In high school, after years of my mom bugging me, I finally read Jonathan Livingston Seagull and Illusions by Richard Bach. I thought those were cool books, even though I wasn’t much of a reader.
But then, Liane, that whole “weird” stuff – you know, the metaphysical stuff – started to get tucked away in me. I was like most kids, I just wanted to fit in and my upbringing wasn’t like anyone else’s I knew. So, little by little, I tried to be more like others – more “normal.” I mean, of course I couldn’t help being me, and feeling what I felt, and knowing what I knew, but I just didn’t want to tell anyone about the weird part of me anymore. I was tired of not being understood.
Geez, Liane, do you really want this whole story? It’s funny because it really has been a lifelong journey, but I’ll shorten it up here.
So, anyway, I had learned how to manifest – since it’s one of those basic metaphysical skills – and at age seventeen wrote out a description of “my perfect guy” in my journal. And, lo and behold, my husband, who I met a few years later, totally fit that journal entry!

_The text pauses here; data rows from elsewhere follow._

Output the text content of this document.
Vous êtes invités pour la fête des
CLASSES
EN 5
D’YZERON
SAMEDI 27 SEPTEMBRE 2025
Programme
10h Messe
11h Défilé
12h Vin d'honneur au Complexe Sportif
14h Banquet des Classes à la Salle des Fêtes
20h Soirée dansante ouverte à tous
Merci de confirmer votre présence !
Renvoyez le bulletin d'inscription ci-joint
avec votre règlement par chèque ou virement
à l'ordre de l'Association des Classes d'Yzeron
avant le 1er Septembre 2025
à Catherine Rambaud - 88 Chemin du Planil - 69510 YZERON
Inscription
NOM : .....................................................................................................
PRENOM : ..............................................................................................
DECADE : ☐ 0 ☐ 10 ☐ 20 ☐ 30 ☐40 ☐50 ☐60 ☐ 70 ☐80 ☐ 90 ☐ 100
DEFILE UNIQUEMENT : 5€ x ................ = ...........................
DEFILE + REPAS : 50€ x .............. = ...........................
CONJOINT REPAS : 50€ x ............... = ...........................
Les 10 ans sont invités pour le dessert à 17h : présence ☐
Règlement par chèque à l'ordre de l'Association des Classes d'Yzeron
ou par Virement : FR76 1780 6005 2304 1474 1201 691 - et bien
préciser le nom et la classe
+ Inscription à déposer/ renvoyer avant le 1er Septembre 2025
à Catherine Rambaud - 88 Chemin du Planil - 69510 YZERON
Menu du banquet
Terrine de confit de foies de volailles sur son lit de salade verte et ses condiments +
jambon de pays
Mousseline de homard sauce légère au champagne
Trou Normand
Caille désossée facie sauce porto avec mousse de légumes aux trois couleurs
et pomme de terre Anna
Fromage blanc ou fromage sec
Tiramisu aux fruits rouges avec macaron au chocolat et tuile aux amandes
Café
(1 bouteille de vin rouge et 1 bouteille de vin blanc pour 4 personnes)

So, for me – for quite a long time – life was good. I was able to manifest with ease and things were good, and I was playing normal and all that, and everything just seemed pretty basic. But then I hit a huge crisis in my life. Suddenly my skills were not working and I couldn’t figure out what went wrong. This crisis, of course, was the deepening of my personal spiritual journey and the owning of my inherent mysticism.